The young man sang, and the many, his children, turned the camera away, manipulated the controls that allowed his voice to travel. He'd said all he intended, at least for the moment; there was much to do, many choices to consider. Things were unfolding, always unfolding in new directions.

He sang a slower song and the image and body of Marcus collapsed, reverted to the children. They gathered at his feet, coursed up and over his body, stroking him, adoring him. Waiting for him to decide what was next.

There was no plan, beyond Umbrella's destruction. He had and would continue to employ whatever means came to hand—the virus, the many, the false images that the many were capable of creating, like Marcus; he had been for Albert and William's benefit, had undoubtedly left them afraid and confused.

The young man smiled. How fortuitous, that they of all people should be witness to the downfall. With luck, he would have the opportunity to see them expire, to stand by as they had once stood by, pitilessly watching their mentor in his last struggling moments . . . Though their deaths were meaningless in the grander picture. What mattered was that Umbrella would soon be no more.

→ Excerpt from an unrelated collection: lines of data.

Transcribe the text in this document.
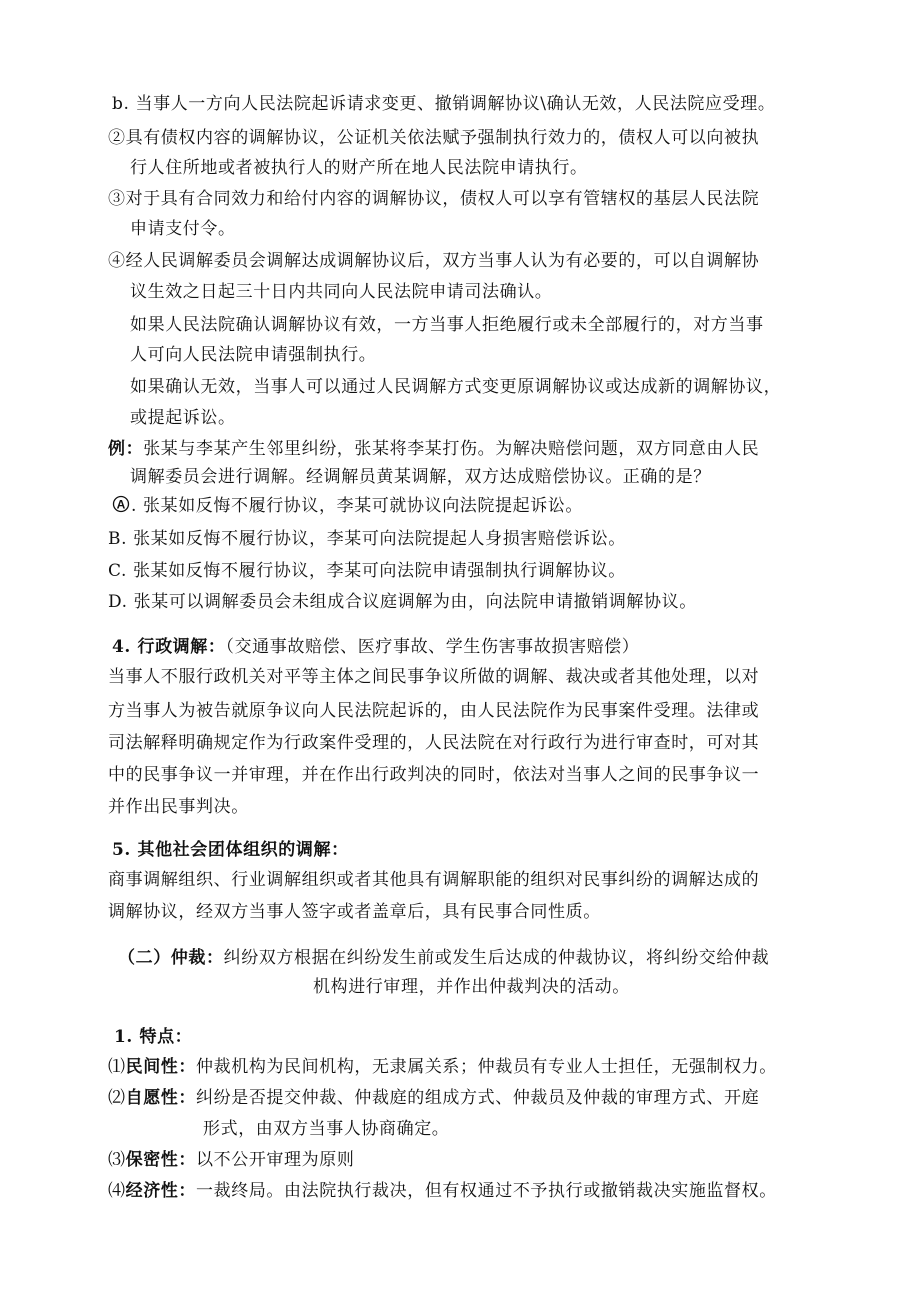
b. 当事人一方向人民法院起诉请求变更、撤销调解协议\确认无效，人民法院应受理。
②具有债权内容的调解协议，公证机关依法赋予强制执行效力的，债权人可以向被执
行人住所地或者被执行人的财产所在地人民法院申请执行。
③对于具有合同效力和给付内容的调解协议，债权人可以享有管辖权的基层人民法院
申请支付令。
④经人民调解委员会调解达成调解协议后，双方当事人认为有必要的，可以自调解协
议生效之日起三十日内共同向人民法院申请司法确认。
如果人民法院确认调解协议有效，一方当事人拒绝履行或未全部履行的，对方当事
人可向人民法院申请强制执行。
如果确认无效，当事人可以通过人民调解方式变更原调解协议或达成新的调解协议，
或提起诉讼。
例：张某与李某产生邻里纠纷，张某将李某打伤。为解决赔偿问题，双方同意由人民
调解委员会进行调解。经调解员黄某调解，双方达成赔偿协议。正确的是？
A . 张某如反悔不履行协议，李某可就协议向法院提起诉讼。
B. 张某如反悔不履行协议，李某可向法院提起人身损害赔偿诉讼。
C. 张某如反悔不履行协议，李某可向法院申请强制执行调解协议。
D. 张某可以调解委员会未组成合议庭调解为由，向法院申请撤销调解协议。
4. 行政调解：（交通事故赔偿、医疗事故、学生伤害事故损害赔偿）
当事人不服行政机关对平等主体之间民事争议所做的调解、裁决或者其他处理，以对
方当事人为被告就原争议向人民法院起诉的，由人民法院作为民事案件受理。法律或
司法解释明确规定作为行政案件受理的，人民法院在对行政行为进行审查时，可对其
中的民事争议一并审理，并在作出行政判决的同时，依法对当事人之间的民事争议一
并作出民事判决。
5. 其他社会团体组织的调解：
商事调解组织、行业调解组织或者其他具有调解职能的组织对民事纠纷的调解达成的
调解协议，经双方当事人签字或者盖章后，具有民事合同性质。
（二）仲裁：纠纷双方根据在纠纷发生前或发生后达成的仲裁协议，将纠纷交给仲裁
机构进行审理，并作出仲裁判决的活动。
1. 特点：
⑴民间性：仲裁机构为民间机构，无隶属关系；仲裁员有专业人士担任，无强制权力。
⑵自愿性：纠纷是否提交仲裁、仲裁庭的组成方式、仲裁员及仲裁的审理方式、开庭
形式，由双方当事人协商确定。
⑶保密性：以不公开审理为原则
⑷经济性：一裁终局。由法院执行裁决，但有权通过不予执行或撤销裁决实施监督权。
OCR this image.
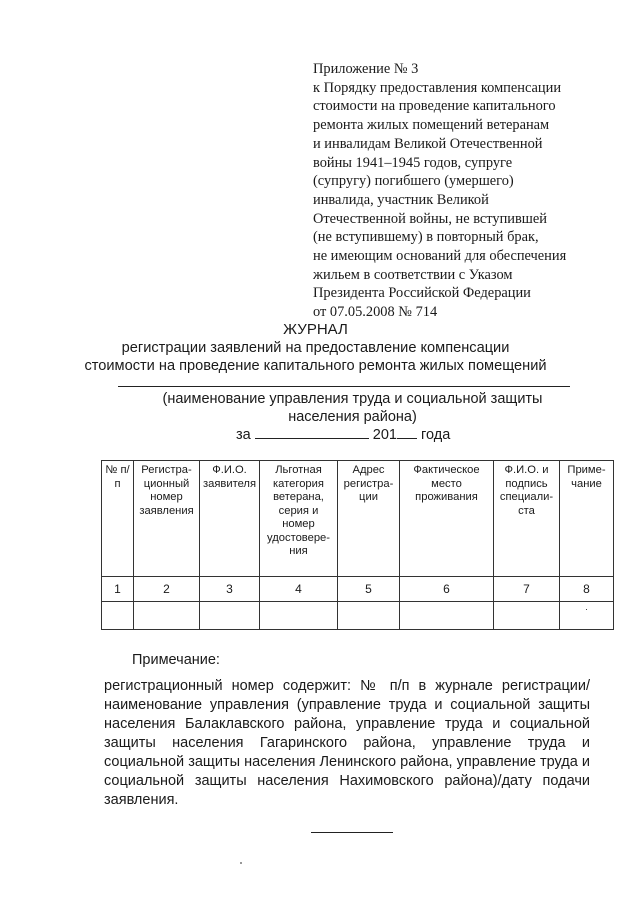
Приложение № 3
к Порядку предоставления компенсации
стоимости на проведение капитального
ремонта жилых помещений ветеранам
и инвалидам Великой Отечественной
войны 1941–1945 годов, супруге
(супругу) погибшего (умершего)
инвалида, участник Великой
Отечественной войны, не вступившей
(не вступившему) в повторный брак,
не имеющим оснований для обеспечения
жильем в соответствии с Указом
Президента Российской Федерации
от 07.05.2008 № 714
ЖУРНАЛ
регистрации заявлений на предоставление компенсации
стоимости на проведение капитального ремонта жилых помещений
(наименование управления труда и социальной защиты
населения района)
за	201 года
№ п/п	Регистра-ционный номер заявления	Ф.И.О. заявителя	Льготная категория ветерана, серия и номер удостовере-ния	Адрес регистра-ции	Фактическое место проживания	Ф.И.О. и подпись специали-ста	Приме-чание
1	2	3	4	5	6	7	8
							.
Примечание:
регистрационный номер содержит: № п/п в журнале регистрации/наименование управления (управление труда и социальной защиты населения Балаклавского района, управление труда и социальной защиты населения Гагаринского района, управление труда и социальной защиты населения Ленинского района, управление труда и социальной защиты населения Нахимовского района)/дату подачи заявления.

He considered the man and woman from the train, how he might use them now that they'd entered the complex. His first inclination had been to kill them, to keep them from interfering, but that seemed a waste; after all, wasn't Umbrella now their enemy, too? They would fight for their lives, fight to be free—and if they succeeded, they would draw immediate attention to the disaster, what he had always seen as the cross atop Umbrella's grave. Destroying their laboratories, killing their employees—they could always build new labs, hire new people. Oncethe spotlight of the international press turned toward Umbrella, however, their ruin would be complete ... And the world would finally know his name.

The facility had been locked down, of course. It had been designed with almost as many door puzzles and concealed passages as Trevor's mansion, built a decade earlier. Oswell Spencer, one of Umbrella's co-founders, had been obsessed with spy movies and books, and as paranoid as any megalomaniac, which made for an extremely secure lockdown. There were hidden keys, doors that wouldn't open without missing pieces, even a room or two designed to trap unwary intruders. It wouldn't be easy for anyone to escape.

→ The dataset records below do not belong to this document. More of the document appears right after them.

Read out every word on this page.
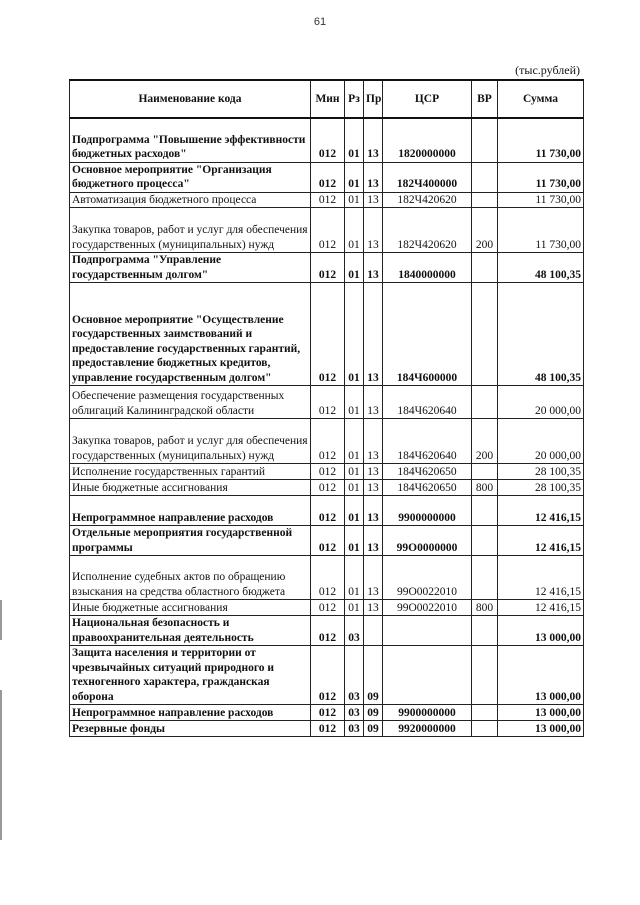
61
(тыс.рублей)
Наименование кода	Мин	Рз	Пр	ЦСР	ВР	Сумма
Подпрограмма "Повышение эффективности бюджетных расходов"	012	01	13	1820000000		11 730,00
Основное мероприятие "Организация бюджетного процесса"	012	01	13	182Ч400000		11 730,00
Автоматизация бюджетного процесса	012	01	13	182Ч420620		11 730,00
Закупка товаров, работ и услуг для обеспечения государственных (муниципальных) нужд	012	01	13	182Ч420620	200	11 730,00
Подпрограмма "Управление государственным долгом"	012	01	13	1840000000		48 100,35
Основное мероприятие "Осуществление государственных заимствований и предоставление государственных гарантий, предоставление бюджетных кредитов, управление государственным долгом"	012	01	13	184Ч600000		48 100,35
Обеспечение размещения государственных облигаций Калининградской области	012	01	13	184Ч620640		20 000,00
Закупка товаров, работ и услуг для обеспечения государственных (муниципальных) нужд	012	01	13	184Ч620640	200	20 000,00
Исполнение государственных гарантий	012	01	13	184Ч620650		28 100,35
Иные бюджетные ассигнования	012	01	13	184Ч620650	800	28 100,35
Непрограммное направление расходов	012	01	13	9900000000		12 416,15
Отдельные мероприятия государственной программы	012	01	13	99О0000000		12 416,15
Исполнение судебных актов по обращению взыскания на средства областного бюджета	012	01	13	99О0022010		12 416,15
Иные бюджетные ассигнования	012	01	13	99О0022010	800	12 416,15
Национальная безопасность и правоохранительная деятельность	012	03				13 000,00
Защита населения и территории от чрезвычайных ситуаций природного и техногенного характера, гражданская оборона	012	03	09			13 000,00
Непрограммное направление расходов	012	03	09	9900000000		13 000,00
Резервные фонды	012	03	09	9920000000		13 000,00
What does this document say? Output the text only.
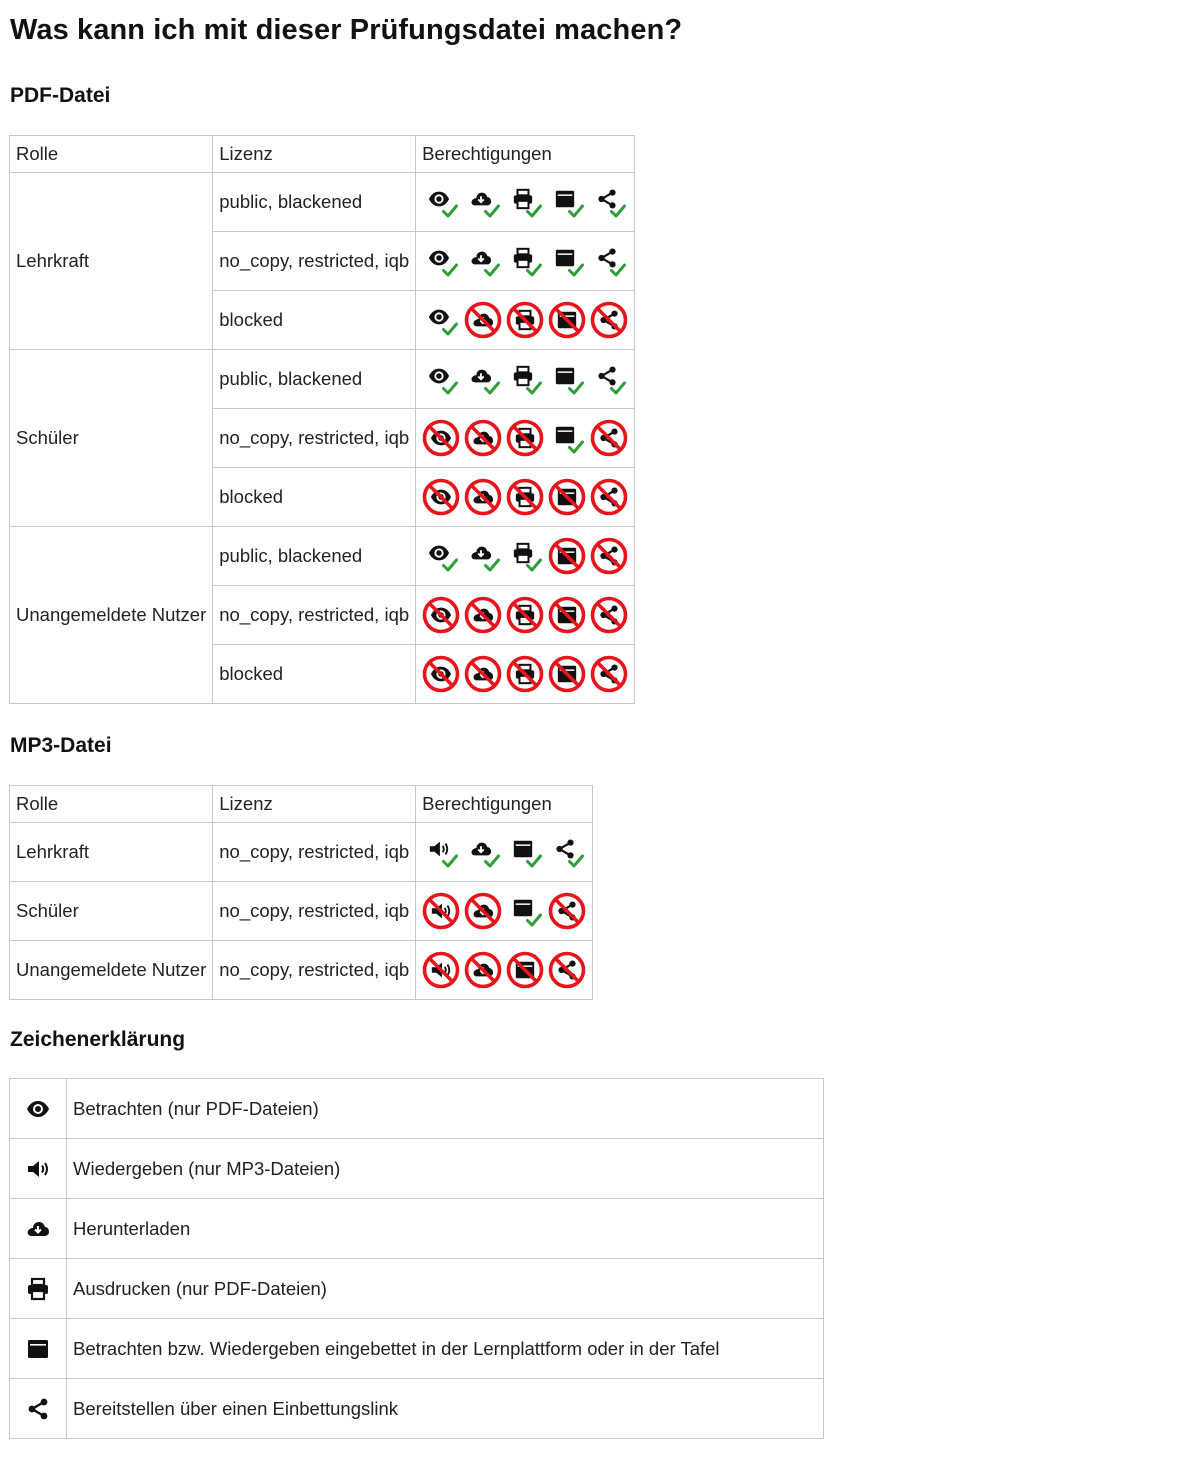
Was kann ich mit dieser Prüfungsdatei machen?
PDF-Datei
Rolle	Lizenz	Berechtigungen
Lehrkraft	public, blackened	

	no_copy, restricted, iqb	

	blocked	

Schüler	public, blackened	

	no_copy, restricted, iqb	

	blocked	

Unangemeldete Nutzer	public, blackened	

	no_copy, restricted, iqb	

	blocked	
MP3-Datei
Rolle	Lizenz	Berechtigungen
Lehrkraft	no_copy, restricted, iqb	

Schüler	no_copy, restricted, iqb	

Unangemeldete Nutzer	no_copy, restricted, iqb	
Zeichenerklärung
	Betrachten (nur PDF-Dateien)
	Wiedergeben (nur MP3-Dateien)
	Herunterladen
	Ausdrucken (nur PDF-Dateien)
	Betrachten bzw. Wiedergeben eingebettet in der Lernplattform oder in der Tafel
	Bereitstellen über einen Einbettungslink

But there were other false men seeded throughout the complex, men created by the many, each prepared to infect any and all who came near; they had helped spread the virus in the first place. He

could use them now to open the training facility, to collect keys and unlock doors, to ensure that the man and woman would at least have a chance to survive. It was a slight chance—the false men weren't the only virus carriers roaming the halls—but they had already proven themselves to be more resilient than most.

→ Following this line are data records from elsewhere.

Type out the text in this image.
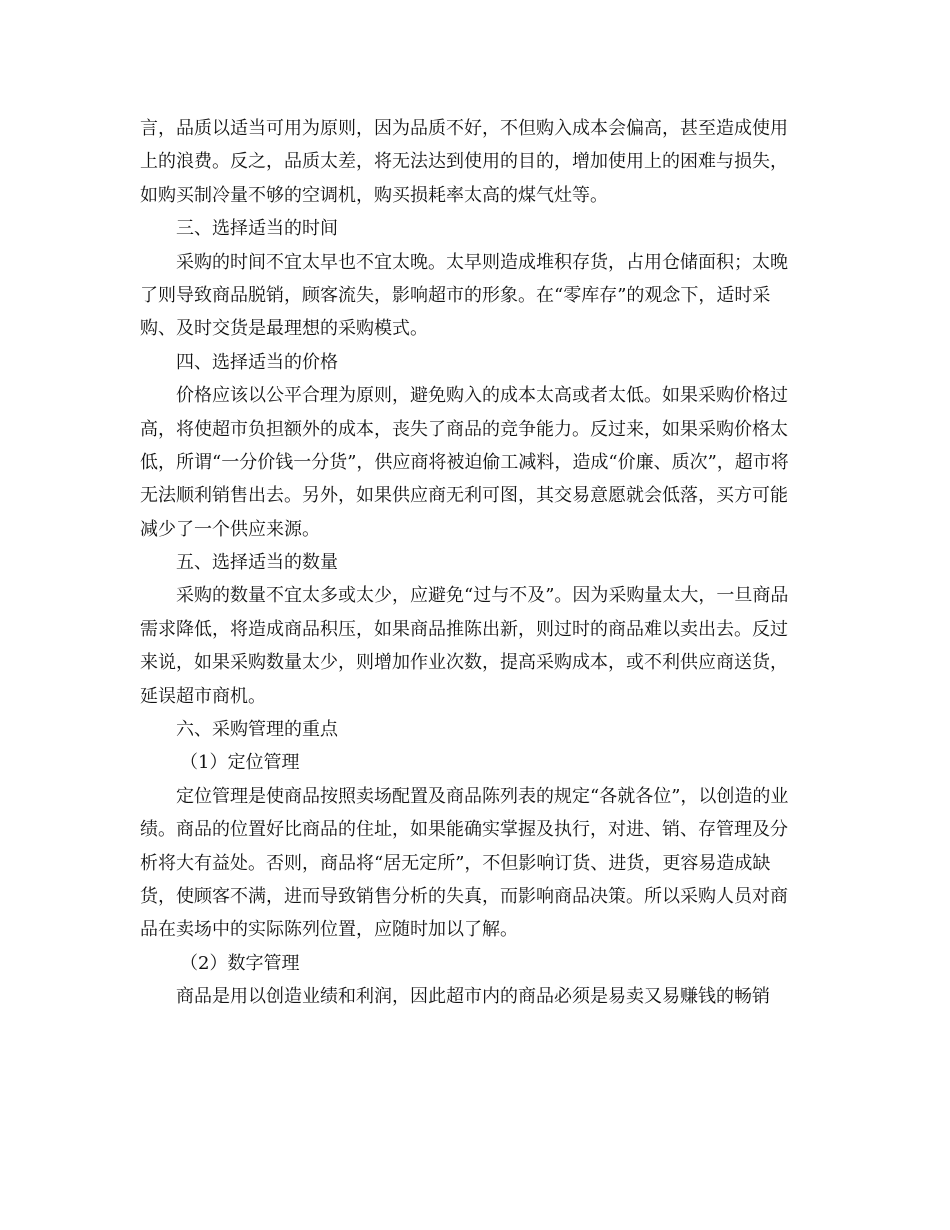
言，品质以适当可用为原则，因为品质不好，不但购入成本会偏高，甚至造成使用

上的浪费。反之，品质太差，将无法达到使用的目的，增加使用上的困难与损失，

如购买制冷量不够的空调机，购买损耗率太高的煤气灶等。

三、选择适当的时间

采购的时间不宜太早也不宜太晚。太早则造成堆积存货，占用仓储面积；太晚

了则导致商品脱销，顾客流失，影响超市的形象。在“零库存”的观念下，适时采

购、及时交货是最理想的采购模式。

四、选择适当的价格

价格应该以公平合理为原则，避免购入的成本太高或者太低。如果采购价格过

高，将使超市负担额外的成本，丧失了商品的竞争能力。反过来，如果采购价格太

低，所谓“一分价钱一分货”，供应商将被迫偷工减料，造成“价廉、质次”，超市将

无法顺利销售出去。另外，如果供应商无利可图，其交易意愿就会低落，买方可能

减少了一个供应来源。

五、选择适当的数量

采购的数量不宜太多或太少，应避免“过与不及”。因为采购量太大，一旦商品

需求降低，将造成商品积压，如果商品推陈出新，则过时的商品难以卖出去。反过

来说，如果采购数量太少，则增加作业次数，提高采购成本，或不利供应商送货，

延误超市商机。

六、采购管理的重点

（1）定位管理

定位管理是使商品按照卖场配置及商品陈列表的规定“各就各位”，以创造的业

绩。商品的位置好比商品的住址，如果能确实掌握及执行，对进、销、存管理及分

析将大有益处。否则，商品将“居无定所”，不但影响订货、进货，更容易造成缺

货，使顾客不满，进而导致销售分析的失真，而影响商品决策。所以采购人员对商

品在卖场中的实际陈列位置，应随时加以了解。

（2）数字管理

商品是用以创造业绩和利润，因此超市内的商品必须是易卖又易赚钱的畅销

The young man laughed, thinking of Albert and William, wondering what they were thinking; James Marcus's brightest students, working damage control for Umbrella. After all these years. It was an irony beyond measure.

The children cooed, covered him, delighted in his laughter and sang their own sweet song, a song of chaos and interdependence as their cool, slick bodies, filled with the blood of his enemies, merged and enveloped him.

“. . . breeds power. Power is life.” The powerful voice faded, the great hall falling silent once more. It had to be a recording or something, it didn't sound live, but someone had turned it on—and she thought she had an idea of who. She turned her attention back to the portrait of Dr. Marcus and felt a shiver run down her spine.

“Well, that was creepy,” Billy said.